The celebrated writer, who has been decorated in multiple ex-Communist countries where he helped to support the underground universities during the Cold War — with the Soviet puppet regime in Czechoslovakia arresting and expelling him and before placing him on their ‘Index of Undesirable Persons’ for his troubles — has fallen victim to an online outrage mob.

The attacks started after the government announced Scruton’s appointment to the ‘Building Better, Building Beautiful’ commission, which will look at improving new building developments in Britain’s towns and cities, which have been terribly degraded by socialistic central planners and modern architects since the end of the Second World War.

Left-wing commentators have dredged up a number of comments the philosopher has made concerning George Soros, gay adoption, and the emergence of ‘Islamophobia’ in the political discourse over a long academic career in order to smear him as harbouring various species of bigotry, with little support from the nominally ‘conservative’ political class and media establishment — but, so far, he is standing firm.

“Following my appointment as unpaid chair of the commission on Building More, Building Beautiful, there has been a rash of out-of-context quotations designed to suggest that I am anti-Semitic, and also tarred with the brush of “Islamophobia”. It even counts against my appointment that I once defended the Catholic Church’s attitude to gay adoption.

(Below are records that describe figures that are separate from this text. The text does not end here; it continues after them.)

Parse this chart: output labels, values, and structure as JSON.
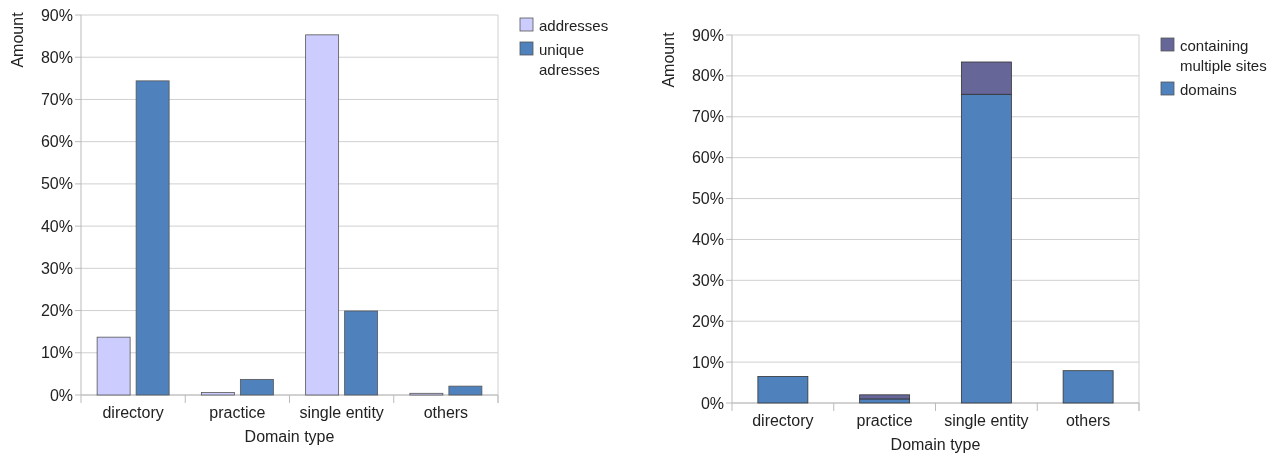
{
  "chart_data": [
    {
      "type": "bar",
      "categories": [
        "directory",
        "practice",
        "single entity",
        "others"
      ],
      "xlabel": "Domain type",
      "ylabel": "Amount",
      "series": [
        {
          "name": "addresses",
          "color": "#ccccff",
          "values": [
            13.7,
            0.6,
            85.3,
            0.4
          ]
        },
        {
          "name": "unique adresses",
          "color": "#4f81bd",
          "values": [
            74.4,
            3.7,
            19.9,
            2.1
          ]
        }
      ],
      "ylim": [
        0,
        90
      ],
      "yticks": [
        {
          "value": 0,
          "label": "0%"
        },
        {
          "value": 10,
          "label": "10%"
        },
        {
          "value": 20,
          "label": "20%"
        },
        {
          "value": 30,
          "label": "30%"
        },
        {
          "value": 40,
          "label": "40%"
        },
        {
          "value": 50,
          "label": "50%"
        },
        {
          "value": 60,
          "label": "60%"
        },
        {
          "value": 70,
          "label": "70%"
        },
        {
          "value": 80,
          "label": "80%"
        },
        {
          "value": 90,
          "label": "90%"
        }
      ],
      "grid": "y",
      "legend": "right"
    },
    {
      "type": "bar",
      "stacked": true,
      "categories": [
        "directory",
        "practice",
        "single entity",
        "others"
      ],
      "xlabel": "Domain type",
      "ylabel": "Amount",
      "series": [
        {
          "name": "domains",
          "color": "#4f81bd",
          "values": [
            6.5,
            1.0,
            75.5,
            7.9
          ]
        },
        {
          "name": "containing multiple sites",
          "color": "#666699",
          "values": [
            0,
            1.0,
            7.9,
            0
          ]
        }
      ],
      "ylim": [
        0,
        90
      ],
      "yticks": [
        {
          "value": 0,
          "label": "0%"
        },
        {
          "value": 10,
          "label": "10%"
        },
        {
          "value": 20,
          "label": "20%"
        },
        {
          "value": 30,
          "label": "30%"
        },
        {
          "value": 40,
          "label": "40%"
        },
        {
          "value": 50,
          "label": "50%"
        },
        {
          "value": 60,
          "label": "60%"
        },
        {
          "value": 70,
          "label": "70%"
        },
        {
          "value": 80,
          "label": "80%"
        },
        {
          "value": 90,
          "label": "90%"
        }
      ],
      "grid": "y",
      "legend": "right"
    }
  ]
}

So let me confess,” he began in a column for The Telegraph.

Directly addressing the most serious charge of anti-Semitism, based on the statement “Many of the Budapest intelligentsia are Jewish, and form part of the extensive networks around the Soros Empire,” he provided the full context of the quote, which came from a speech in which he highlighted the very real problems of anti-Sentimism, and why it might help to explain a distrust of “nationalism” among many Jewish intellectuals:

The remnant of territory that [Hungarians] still enjoy is shared with a substantial minority of Roma, whose unsettled ways are often resented by their neighbours, but whose cause inevitably gathers support in the wider world. The Jewish minority that survived the Nazi occupation suffered further persecution under the Communists, but nevertheless is active in making its presence known. Many of the Budapest intelligentsia are Jewish, and form part of the extensive networks around the Soros Empire. People in these networks include many who are rightly suspicious of nationalism, regard nationalism as the major cause of the tragedy of Central Europe in the 20th century, and do not distinguish nationalism from the kind of national loyalty that I have defended in this talk. Moreover, as the world knows, indigenous anti-Semitism still plays a part in Hungarian society and politics, and presents an obstacle to the emergence of a shared national loyalty among ethnic Hungarians and Jews.

Those are only some of the factors that stand in the way of a collective pre-political attachment in this part of the world…

Turning to the subject of ‘Islamophobia’, which he was condemned for describing as a “propaganda word”, he held his ground steadfastly.

“I deplore the invention of this word, and all that it has meant by way of silencing one side to a much-needed debate. It belongs to the new politics, based in ‘the art of taking offence’, among people who could not care less whether real offence has been given,” he confirmed.

“Those who wish to know my views on Islam might like to read what I write in The West and the Rest on the Muslim way of life. How this is relevant to my views on building beautiful is of course another question, though it should be said that I have learned a lot about the topic from my close association with Marwa al-Sabouni,” he said, praising the noted female scholar on Islamic architecture.

“As for the assertion in my lecture in Hungary that Islamic states often fail to be nations, I would say that the facts speak for themselves,” he concluded.

“The matter is not a simple one, which makes it all the more sad that half-educated journalists think that it suffices to tweet a few words from a speech that they have never read in order to make a contribution to what is, in fact, the most important political debate in the world today.”